Thread overview
Why does multidimensional arrays not allocate properly?
Jan 22, 2017
Jot
Jan 22, 2017
rikki cattermole
Jan 22, 2017
Jot
Jan 22, 2017
albert-j
Jan 22, 2017
Nicholas Wilson
January 22, 2017
auto x = new int[][](n,m);

But one cannot freely assign anywhere in x:

x[3,6] = 4 crashes.

I, can, of course, convert everything to a linear matrix and index by i+w*j, but what's the point of having multidimensional matrices in D if they don't allocate them fully?




January 22, 2017
On 22/01/2017 9:05 PM, Jot wrote:
> auto x = new int[][](n,m);
>
> But one cannot freely assign anywhere in x:
>
> x[3,6] = 4 crashes.
>
> I, can, of course, convert everything to a linear matrix and index by
> i+w*j, but what's the point of having multidimensional matrices in D if
> they don't allocate them fully?

It does allocate them fully, you're indexing them wrong.

void main() {
	auto x = new int[][](1, 2);
	x[0][1] = 3;	
}

January 22, 2017
On Sunday, 22 January 2017 at 08:07:26 UTC, rikki cattermole wrote:
> On 22/01/2017 9:05 PM, Jot wrote:
>> auto x = new int[][](n,m);
>>
>> But one cannot freely assign anywhere in x:
>>
>> x[3,6] = 4 crashes.
>>
>> I, can, of course, convert everything to a linear matrix and index by
>> i+w*j, but what's the point of having multidimensional matrices in D if
>> they don't allocate them fully?
>
> It does allocate them fully, you're indexing them wrong.
>
> void main() {
> 	auto x = new int[][](1, 2);
> 	x[0][1] = 3;	
> }

No, that isn't the reason, it was cause I was going past the end when I added some new code(the [3,6] was suppose to be [3][6]).

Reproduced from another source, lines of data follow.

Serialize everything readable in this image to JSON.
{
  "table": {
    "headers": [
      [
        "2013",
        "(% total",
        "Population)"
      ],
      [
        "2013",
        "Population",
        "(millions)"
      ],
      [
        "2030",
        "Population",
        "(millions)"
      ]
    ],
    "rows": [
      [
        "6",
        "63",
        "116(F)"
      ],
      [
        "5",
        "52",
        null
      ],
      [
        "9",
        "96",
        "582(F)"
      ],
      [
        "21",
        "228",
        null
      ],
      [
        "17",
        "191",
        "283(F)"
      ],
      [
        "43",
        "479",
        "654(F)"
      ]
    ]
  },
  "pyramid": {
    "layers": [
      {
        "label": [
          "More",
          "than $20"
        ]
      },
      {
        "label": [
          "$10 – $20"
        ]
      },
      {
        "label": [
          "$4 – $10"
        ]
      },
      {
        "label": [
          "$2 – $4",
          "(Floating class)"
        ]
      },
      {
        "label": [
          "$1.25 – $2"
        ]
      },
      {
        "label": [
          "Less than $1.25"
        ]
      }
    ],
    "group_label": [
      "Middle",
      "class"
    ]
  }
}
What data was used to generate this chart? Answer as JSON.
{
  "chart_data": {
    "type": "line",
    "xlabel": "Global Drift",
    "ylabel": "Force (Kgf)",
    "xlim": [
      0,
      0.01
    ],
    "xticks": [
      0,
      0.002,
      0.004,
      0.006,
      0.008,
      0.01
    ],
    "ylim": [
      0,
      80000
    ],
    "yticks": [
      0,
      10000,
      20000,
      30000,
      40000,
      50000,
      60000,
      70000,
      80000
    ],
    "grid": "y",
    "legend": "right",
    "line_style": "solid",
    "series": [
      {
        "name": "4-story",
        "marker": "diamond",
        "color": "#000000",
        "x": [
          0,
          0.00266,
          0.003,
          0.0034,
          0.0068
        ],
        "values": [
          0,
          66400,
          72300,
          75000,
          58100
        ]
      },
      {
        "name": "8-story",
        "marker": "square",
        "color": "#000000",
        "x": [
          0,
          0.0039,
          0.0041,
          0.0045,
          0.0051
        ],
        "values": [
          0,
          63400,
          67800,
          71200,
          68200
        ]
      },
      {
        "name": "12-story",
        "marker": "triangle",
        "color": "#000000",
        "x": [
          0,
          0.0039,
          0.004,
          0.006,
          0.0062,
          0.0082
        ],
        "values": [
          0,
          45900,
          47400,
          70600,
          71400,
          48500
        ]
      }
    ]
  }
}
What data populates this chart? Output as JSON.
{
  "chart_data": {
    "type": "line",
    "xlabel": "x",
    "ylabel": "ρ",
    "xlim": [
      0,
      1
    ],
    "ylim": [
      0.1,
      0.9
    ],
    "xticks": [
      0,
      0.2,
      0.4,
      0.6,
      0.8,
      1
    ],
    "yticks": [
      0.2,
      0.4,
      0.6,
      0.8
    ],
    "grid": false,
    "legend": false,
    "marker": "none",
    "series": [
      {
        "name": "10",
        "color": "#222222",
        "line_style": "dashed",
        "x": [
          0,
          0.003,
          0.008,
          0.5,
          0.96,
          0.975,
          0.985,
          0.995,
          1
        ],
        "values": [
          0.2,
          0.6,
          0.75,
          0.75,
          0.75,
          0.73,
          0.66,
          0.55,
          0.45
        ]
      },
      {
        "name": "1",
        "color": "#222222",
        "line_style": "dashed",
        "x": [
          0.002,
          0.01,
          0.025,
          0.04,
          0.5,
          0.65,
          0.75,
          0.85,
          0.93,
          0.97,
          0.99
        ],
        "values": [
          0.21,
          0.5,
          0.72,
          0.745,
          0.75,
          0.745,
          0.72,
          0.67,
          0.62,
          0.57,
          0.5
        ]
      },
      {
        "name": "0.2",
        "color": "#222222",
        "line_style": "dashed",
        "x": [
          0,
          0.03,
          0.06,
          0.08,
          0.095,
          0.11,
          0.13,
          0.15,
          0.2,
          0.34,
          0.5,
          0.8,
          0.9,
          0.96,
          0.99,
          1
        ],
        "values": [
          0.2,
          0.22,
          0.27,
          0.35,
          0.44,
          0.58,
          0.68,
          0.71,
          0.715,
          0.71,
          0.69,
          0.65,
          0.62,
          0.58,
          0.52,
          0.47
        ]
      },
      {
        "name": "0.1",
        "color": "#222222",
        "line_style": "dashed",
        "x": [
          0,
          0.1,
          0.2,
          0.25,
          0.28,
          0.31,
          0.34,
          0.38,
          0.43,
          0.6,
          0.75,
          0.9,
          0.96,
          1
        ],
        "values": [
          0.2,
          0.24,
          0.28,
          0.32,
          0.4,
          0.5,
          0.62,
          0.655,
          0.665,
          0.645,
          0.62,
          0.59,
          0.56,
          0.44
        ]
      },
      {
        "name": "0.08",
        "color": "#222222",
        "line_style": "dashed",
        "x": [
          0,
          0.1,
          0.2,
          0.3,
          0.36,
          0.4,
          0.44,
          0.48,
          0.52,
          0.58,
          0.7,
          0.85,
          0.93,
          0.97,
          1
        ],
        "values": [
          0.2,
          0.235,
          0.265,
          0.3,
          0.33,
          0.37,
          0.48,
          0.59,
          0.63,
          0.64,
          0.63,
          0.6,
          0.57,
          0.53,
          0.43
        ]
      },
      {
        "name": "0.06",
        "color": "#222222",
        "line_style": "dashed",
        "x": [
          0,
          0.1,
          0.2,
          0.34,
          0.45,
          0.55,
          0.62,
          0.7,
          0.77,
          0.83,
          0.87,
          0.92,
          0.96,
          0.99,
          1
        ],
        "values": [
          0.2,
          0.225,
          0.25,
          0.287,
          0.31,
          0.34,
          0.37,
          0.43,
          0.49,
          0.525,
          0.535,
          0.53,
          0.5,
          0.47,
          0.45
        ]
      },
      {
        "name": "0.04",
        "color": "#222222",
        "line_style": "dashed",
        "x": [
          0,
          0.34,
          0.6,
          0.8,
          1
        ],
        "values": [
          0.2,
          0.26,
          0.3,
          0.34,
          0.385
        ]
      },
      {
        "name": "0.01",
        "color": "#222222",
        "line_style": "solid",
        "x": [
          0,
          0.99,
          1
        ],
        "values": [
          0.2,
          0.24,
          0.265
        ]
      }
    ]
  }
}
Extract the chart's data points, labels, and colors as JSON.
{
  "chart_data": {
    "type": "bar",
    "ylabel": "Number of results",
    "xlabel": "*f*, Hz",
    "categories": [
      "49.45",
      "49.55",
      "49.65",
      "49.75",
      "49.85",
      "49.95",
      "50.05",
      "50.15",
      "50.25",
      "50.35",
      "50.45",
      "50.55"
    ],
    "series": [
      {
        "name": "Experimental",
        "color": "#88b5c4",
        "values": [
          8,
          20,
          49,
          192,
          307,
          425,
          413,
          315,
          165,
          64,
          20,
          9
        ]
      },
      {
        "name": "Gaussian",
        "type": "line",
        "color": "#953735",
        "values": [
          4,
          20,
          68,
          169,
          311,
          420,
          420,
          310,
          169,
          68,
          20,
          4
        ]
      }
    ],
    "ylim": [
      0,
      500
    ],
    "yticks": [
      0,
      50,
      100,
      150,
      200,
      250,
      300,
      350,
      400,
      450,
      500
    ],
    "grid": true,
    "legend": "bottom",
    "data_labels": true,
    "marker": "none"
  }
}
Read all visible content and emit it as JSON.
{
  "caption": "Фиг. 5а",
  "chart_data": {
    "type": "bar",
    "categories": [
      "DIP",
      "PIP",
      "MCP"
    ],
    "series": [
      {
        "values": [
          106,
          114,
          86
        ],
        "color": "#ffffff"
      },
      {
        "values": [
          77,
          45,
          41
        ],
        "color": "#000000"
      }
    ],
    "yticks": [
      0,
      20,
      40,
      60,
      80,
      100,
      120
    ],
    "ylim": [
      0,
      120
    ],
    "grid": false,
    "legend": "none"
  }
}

I tried it before and it was crashing before I added the new code and visualD seems to not be updating variable values properly anymore so I can't really debug ;/


In anycase, what is the correct notation for indexing?

x = new int[][](width, height)

and x[height][width] or x[width][height]?


January 22, 2017
> In anycase, what is the correct notation for indexing?
>
> x = new int[][](width, height)
>
> and x[height][width] or x[width][height]?

It's x[width][height], but because indexing is 0-based, largest valid indexes are
x[width-1][height-1].


January 22, 2017
On Sunday, 22 January 2017 at 08:18:35 UTC, Jot wrote:
> On Sunday, 22 January 2017 at 08:07:26 UTC, rikki cattermole wrote:
>> On 22/01/2017 9:05 PM, Jot wrote:
>>> auto x = new int[][](n,m);
>>>
>>> But one cannot freely assign anywhere in x:
>>>
>>> x[3,6] = 4 crashes.
>>>
>>> I, can, of course, convert everything to a linear matrix and index by
>>> i+w*j, but what's the point of having multidimensional matrices in D if
>>> they don't allocate them fully?
>>

If you want multidimensional array (matrices, tensors) use either
std.experimental.ndslice or mir.ndslice (they are (effectively) the
same package, one is a dev version of the other).
see https://github.com/libmir/

>> It does allocate them fully, you're indexing them wrong.
>>
>> void main() {
>> 	auto x = new int[][](1, 2);
>> 	x[0][1] = 3;	
>> }
>
> No, that isn't the reason, it was cause I was going past the end when I added some new code(the [3,6] was suppose to be [3][6]).
>
> I tried it before and it was crashing before I added the new code and visualD seems to not be updating variable values properly anymore so I can't really debug ;/
>
>
> In anycase, what is the correct notation for indexing?
>
> x = new int[][](width, height)
>
> and x[height][width] or x[width][height]?

The trick is to remember that in D int[][] is effectively (int[])[].
As such indexing the outer dimension gives you the inner dimension.

so x[height-1][width-1] will give you the "last" element.

visually if - is an int
[ - - - - - - - - -]
[ - - - - 9 - - - -]
[ - - - - - - - - -]
the first index (i.e index it once and it) gives you the row, index it again to get the value.